ROC Curves for all Three Models

In [None]:
from sklearn.metrics import confusion_matrix,accuracy_score,roc_curve,classification_report


lr_false_positive_rate,lr_true_positive_rate,lr_threshold = roc_curve(y_test,lr_y_pred)
rf_false_positive_rate,rf_true_positive_rate,rf_threshold = roc_curve(y_test,rf_y_pred)
mlp_false_positive_rate,mlp_true_positive_rate,mlp_threshold = roc_curve(y_test,mlp_y_pred)

sns.set_style('whitegrid')
plt.figure(figsize=(10,5))
plt.title('Reciver Operating Characterstic Curve')
plt.plot(lr_false_positive_rate,lr_true_positive_rate,label='Logistic Regression')
plt.plot(rf_false_positive_rate,rf_true_positive_rate,label='Random Forest')
plt.plot(mlp_false_positive_rate,mlp_true_positive_rate,label='MLP')

plt.plot([0,1],ls='--')
plt.plot([0,0],[1,0],c='.5')
plt.plot([1,1],c='.5')
plt.ylabel('True positive rate')
plt.xlabel('False positive rate')
plt.legend()
plt.show()

The ROC curves above demonstrate that MLP is the best model.

Comparision of Accuracy

In [None]:
model_ev = pd.DataFrame({'Model': ['Logistic Regression','Random Forest','MLP'], 'Accuracy': [lr_accuracy*100,
                    rf_accuracy*100,mlp_accuracy*100]})
model_ev

---


Overall: Since MLP model has the highest accuracy and precision, it can be concluded that MLP Classification is the best model to predict whether an individual has heart disease.


### Feature Importance

In [None]:
imp_feature = pd.DataFrame({'Feature': ['Age', 'Sex_M', 'Sex_F', 'RestingBP', 'Oldpeak', 'ChestPainType_ATA', 'ChestPainType_NAP', 'ChestPainType_TA',
       'RestingECG_Normal', 'RestingECG_ST', 'ExerciseAngina_Y', 'ST_Slope_Flat', 'ST_Slope_Up'], 'Importance': rf.feature_importances_})
plt.figure(figsize=(10,4))
plt.title("barplot Represent feature importance ")
plt.xlabel("importance ")
plt.ylabel("features")
plt.barh(imp_feature['Feature'],imp_feature['Importance'])
plt.show()

The graph above ranks the feature importance using the random forest model, as MLP does not allow for this ranking.

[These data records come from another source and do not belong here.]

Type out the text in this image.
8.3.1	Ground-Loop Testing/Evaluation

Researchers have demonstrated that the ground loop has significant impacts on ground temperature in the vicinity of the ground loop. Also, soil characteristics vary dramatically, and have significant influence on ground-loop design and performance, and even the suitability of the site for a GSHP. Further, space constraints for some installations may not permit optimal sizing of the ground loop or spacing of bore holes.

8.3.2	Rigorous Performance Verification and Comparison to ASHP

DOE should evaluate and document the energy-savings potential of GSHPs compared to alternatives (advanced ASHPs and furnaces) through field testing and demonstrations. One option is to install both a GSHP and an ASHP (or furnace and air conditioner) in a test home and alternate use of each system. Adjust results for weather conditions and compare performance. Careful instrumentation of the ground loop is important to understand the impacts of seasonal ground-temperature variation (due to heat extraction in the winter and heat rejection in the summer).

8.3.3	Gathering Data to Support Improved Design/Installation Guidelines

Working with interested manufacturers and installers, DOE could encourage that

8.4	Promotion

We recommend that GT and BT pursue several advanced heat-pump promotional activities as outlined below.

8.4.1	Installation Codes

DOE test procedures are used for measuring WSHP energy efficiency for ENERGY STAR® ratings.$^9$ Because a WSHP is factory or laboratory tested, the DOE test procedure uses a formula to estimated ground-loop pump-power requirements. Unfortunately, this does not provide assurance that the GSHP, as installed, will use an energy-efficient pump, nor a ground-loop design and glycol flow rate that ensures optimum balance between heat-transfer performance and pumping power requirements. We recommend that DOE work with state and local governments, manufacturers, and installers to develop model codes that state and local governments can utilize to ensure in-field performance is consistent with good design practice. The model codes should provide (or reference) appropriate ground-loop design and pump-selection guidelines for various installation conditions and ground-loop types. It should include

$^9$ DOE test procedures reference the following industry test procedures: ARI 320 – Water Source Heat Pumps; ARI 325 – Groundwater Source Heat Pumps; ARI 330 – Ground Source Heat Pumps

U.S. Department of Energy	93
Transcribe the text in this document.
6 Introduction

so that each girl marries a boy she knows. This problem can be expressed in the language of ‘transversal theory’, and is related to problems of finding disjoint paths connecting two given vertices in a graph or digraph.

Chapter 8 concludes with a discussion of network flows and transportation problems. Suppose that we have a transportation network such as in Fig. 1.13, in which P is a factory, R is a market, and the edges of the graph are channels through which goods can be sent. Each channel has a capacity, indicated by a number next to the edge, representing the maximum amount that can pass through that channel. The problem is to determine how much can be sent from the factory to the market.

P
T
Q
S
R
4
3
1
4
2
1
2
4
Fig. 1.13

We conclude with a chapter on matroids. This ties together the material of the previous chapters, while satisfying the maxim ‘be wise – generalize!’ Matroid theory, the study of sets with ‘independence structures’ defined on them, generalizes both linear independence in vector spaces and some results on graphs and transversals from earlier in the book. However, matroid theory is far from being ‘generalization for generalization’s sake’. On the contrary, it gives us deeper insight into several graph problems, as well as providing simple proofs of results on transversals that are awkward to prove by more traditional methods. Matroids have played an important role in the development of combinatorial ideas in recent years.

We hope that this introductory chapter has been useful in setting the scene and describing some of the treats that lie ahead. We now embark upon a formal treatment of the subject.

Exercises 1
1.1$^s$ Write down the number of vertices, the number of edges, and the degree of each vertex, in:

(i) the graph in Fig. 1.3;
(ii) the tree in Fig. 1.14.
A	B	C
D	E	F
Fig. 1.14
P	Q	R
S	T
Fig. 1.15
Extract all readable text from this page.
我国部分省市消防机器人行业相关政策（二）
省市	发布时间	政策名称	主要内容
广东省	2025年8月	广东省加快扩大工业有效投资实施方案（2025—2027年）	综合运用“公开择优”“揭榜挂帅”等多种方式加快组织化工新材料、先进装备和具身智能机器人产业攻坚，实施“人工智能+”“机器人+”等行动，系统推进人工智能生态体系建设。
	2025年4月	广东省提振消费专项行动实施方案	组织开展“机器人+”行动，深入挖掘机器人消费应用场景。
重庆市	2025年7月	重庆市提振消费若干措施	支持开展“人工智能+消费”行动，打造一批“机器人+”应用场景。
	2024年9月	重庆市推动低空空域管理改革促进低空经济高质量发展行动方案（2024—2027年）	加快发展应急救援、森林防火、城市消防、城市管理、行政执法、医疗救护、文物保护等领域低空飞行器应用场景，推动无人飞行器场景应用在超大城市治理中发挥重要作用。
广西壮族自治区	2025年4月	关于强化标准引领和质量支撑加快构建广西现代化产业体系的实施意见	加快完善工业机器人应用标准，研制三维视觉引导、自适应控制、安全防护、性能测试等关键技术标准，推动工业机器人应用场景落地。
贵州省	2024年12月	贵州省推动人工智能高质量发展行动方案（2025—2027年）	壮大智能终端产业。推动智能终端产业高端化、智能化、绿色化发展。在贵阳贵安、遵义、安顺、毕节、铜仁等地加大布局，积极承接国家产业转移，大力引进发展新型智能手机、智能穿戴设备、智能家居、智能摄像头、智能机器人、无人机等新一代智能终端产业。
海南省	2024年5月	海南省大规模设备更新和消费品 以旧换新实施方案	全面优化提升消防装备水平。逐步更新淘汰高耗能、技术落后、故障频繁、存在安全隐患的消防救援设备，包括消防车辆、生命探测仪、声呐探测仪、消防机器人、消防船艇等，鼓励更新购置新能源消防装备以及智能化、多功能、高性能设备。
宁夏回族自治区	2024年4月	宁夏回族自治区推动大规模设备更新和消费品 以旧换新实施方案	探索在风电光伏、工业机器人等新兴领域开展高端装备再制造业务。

Althrough not the best model, the ranks above do provide more information. ST_Slope, RestingBP, Age, Sex, and ExcersiseAngina prove to be important attributes. This confirms our above analyis into different attributes.

---


**Overall Conclusion:** Age, Resting BP, Max HR, Old peak, Sex, ChestPainType, RestingECG, exercise angina, and ST slope can predict whether an individual has heart disease.